From: Matthias Brennwald
Subject: Re: gnuplot versus matlab plot: a suggestion
Date: Sat, 14 Jul 2007 14:51:12 +0200
User-agent: Icedove 1.5.0.12 (X11/20070607)

address@hidden wrote:

Message: 9
Date: Sat, 14 Jul 2007 14:13:51 +0200
From: S?ren Hauberg <address@hidden>
Subject: Re: gnuplot versus matlab plot: a suggestion
To: address@hidden
Cc: octave <address@hidden>
Message-ID: <address@hidden>
Content-Type: text/plain; charset=ISO-8859-1; format=flowed

address@hidden skrev:
Question: in the loop bellow, how can i plot with different point styles?

for k=1:5
     plot(k, k.^k)  # monochrome, with points
endfor

I want the first loop be plotted as '+', the 2nd as '*', the 3rd as balls etc.
How about

styles = {"+", "*", "o", "x", "r+"};
for i = 1:5
   plot(k, k.^k, styles{k});
endfor

?

Suggestion: i like gnuplot style, and i think that octave's trend to adopt
matlab plotting style is nice, but excluding gnuplot style from octave
will also unmotivate people to learn "gnuplots language", and a
co-existence of both in octave would not be harmfull.
I suggets that one can open gnuplot inside octave, loading
automatically octave variables to easily plot.
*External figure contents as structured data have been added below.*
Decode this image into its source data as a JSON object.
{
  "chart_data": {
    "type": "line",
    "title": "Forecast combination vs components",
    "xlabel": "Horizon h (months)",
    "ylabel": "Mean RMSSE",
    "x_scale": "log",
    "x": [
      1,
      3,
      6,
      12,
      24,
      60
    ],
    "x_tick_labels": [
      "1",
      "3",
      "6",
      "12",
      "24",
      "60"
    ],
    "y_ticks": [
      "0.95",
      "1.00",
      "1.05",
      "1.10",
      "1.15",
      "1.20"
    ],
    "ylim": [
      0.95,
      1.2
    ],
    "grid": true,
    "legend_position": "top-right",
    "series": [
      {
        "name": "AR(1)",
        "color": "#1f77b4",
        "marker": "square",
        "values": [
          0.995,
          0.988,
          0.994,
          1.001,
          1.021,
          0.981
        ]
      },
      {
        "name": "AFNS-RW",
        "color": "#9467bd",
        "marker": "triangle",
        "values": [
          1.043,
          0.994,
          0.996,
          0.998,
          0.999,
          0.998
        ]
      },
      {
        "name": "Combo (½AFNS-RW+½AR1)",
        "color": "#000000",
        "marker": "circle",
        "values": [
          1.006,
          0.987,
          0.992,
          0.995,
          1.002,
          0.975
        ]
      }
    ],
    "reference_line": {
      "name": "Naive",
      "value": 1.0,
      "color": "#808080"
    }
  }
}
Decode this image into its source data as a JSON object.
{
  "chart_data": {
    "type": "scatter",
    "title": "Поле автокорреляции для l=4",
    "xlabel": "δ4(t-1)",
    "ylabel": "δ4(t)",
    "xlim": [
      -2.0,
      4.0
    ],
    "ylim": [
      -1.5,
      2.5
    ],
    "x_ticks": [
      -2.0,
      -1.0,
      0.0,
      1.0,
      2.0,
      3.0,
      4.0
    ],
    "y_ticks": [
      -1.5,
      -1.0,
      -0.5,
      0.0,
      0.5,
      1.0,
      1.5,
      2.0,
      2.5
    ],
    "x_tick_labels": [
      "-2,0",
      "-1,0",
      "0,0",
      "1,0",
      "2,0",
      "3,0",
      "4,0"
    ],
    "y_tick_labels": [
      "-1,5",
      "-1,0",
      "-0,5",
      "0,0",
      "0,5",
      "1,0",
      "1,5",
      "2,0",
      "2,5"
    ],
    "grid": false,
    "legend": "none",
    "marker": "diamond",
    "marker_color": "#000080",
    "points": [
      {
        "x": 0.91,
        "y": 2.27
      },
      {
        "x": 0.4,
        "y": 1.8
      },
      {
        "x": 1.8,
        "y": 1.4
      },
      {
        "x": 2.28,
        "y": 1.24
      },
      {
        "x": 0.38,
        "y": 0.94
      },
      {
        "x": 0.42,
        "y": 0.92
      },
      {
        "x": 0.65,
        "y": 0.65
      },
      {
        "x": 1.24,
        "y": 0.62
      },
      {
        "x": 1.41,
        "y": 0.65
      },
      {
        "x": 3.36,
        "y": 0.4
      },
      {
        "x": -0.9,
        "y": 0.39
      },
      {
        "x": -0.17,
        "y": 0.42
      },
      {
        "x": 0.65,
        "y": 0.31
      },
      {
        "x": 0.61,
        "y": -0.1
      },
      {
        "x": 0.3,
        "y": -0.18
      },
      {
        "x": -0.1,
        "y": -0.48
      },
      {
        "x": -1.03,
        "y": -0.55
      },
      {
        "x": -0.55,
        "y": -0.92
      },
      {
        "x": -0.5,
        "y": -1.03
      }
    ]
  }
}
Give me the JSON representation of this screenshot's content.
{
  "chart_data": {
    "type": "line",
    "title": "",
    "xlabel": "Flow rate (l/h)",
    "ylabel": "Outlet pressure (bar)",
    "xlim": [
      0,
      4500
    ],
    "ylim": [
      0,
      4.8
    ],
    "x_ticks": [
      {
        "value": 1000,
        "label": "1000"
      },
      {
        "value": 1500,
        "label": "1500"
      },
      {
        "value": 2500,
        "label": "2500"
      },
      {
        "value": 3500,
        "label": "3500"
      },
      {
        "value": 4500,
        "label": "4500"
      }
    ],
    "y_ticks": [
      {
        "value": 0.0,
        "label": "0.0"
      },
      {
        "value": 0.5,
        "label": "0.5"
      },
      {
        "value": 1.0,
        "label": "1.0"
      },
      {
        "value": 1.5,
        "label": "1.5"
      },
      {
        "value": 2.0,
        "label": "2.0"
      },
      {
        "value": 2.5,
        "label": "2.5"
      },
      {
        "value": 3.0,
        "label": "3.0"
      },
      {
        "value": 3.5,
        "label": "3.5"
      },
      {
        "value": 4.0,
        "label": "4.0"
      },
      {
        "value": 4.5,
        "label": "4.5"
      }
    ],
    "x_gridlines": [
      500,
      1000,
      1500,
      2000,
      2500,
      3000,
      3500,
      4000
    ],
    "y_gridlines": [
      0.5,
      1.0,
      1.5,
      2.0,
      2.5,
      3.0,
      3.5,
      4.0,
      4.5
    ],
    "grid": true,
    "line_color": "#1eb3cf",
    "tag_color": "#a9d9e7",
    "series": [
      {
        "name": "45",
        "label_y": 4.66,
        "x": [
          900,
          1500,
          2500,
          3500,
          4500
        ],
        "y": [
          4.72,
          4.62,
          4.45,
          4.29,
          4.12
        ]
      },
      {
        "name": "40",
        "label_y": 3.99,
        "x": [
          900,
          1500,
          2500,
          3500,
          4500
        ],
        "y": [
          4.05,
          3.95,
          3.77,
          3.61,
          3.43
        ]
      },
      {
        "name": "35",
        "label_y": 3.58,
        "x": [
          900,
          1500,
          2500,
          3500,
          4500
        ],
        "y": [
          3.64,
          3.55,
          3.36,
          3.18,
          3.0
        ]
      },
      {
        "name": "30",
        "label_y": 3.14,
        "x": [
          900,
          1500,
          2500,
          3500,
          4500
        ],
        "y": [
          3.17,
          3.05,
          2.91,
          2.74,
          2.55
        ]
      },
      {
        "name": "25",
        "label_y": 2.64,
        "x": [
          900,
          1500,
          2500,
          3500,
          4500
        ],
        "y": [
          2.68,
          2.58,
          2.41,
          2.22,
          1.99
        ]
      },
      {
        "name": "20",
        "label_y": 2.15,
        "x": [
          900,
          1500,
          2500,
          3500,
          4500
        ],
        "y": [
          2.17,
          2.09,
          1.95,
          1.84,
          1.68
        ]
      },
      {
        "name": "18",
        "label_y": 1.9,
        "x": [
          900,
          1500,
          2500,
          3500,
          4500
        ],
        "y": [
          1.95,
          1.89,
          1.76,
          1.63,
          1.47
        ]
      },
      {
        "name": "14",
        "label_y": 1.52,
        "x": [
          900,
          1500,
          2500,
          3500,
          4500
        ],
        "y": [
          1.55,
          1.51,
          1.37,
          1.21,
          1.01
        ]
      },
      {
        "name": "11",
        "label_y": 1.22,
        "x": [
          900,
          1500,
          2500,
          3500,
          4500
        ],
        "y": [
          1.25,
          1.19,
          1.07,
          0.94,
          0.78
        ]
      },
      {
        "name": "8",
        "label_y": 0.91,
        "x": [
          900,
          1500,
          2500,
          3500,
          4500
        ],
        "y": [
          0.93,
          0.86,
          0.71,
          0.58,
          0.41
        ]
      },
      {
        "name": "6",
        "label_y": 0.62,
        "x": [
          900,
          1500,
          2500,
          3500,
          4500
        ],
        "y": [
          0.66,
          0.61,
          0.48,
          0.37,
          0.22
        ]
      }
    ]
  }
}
This would not
need much programming work, and would help keeping gnuplot
language alive, and give the option for octave users.
Is it a silly suggestion?
I think this command __gnuplot_plot__ is not doing exactly that, is it?
I think what should be done is that Octave should work towards matlab compatibility as that is what most users want. However we could have an extra package that was more gnuplot-style. If you want to create such a package take a look at some of the old octave plotting code. I'm guessing it should be easy to create some nice functions from this code. However, remember that Octave is created by volunteers, so if you want this to happen you should do it yourself (I think).

S?ren

How about this: in addition to the 'standard' Matlab variables in a figure handle, add a 'hook' containing the name of a files that contains some user-specified gnuplot commands. Normally, this hook would be empty, and nothing would be changed from the normal behaviour. If the hooks are not empty, Octave would send the commands in these files to gnuplot after executing the 'normal' Octave plotting stuff, and then replot the firuge. This would allow to play all sorts of gnuplot tricks.

(Maybe the hook should not be gnuplot specific, but should be applicable to other plotting programs like graceplot, too?)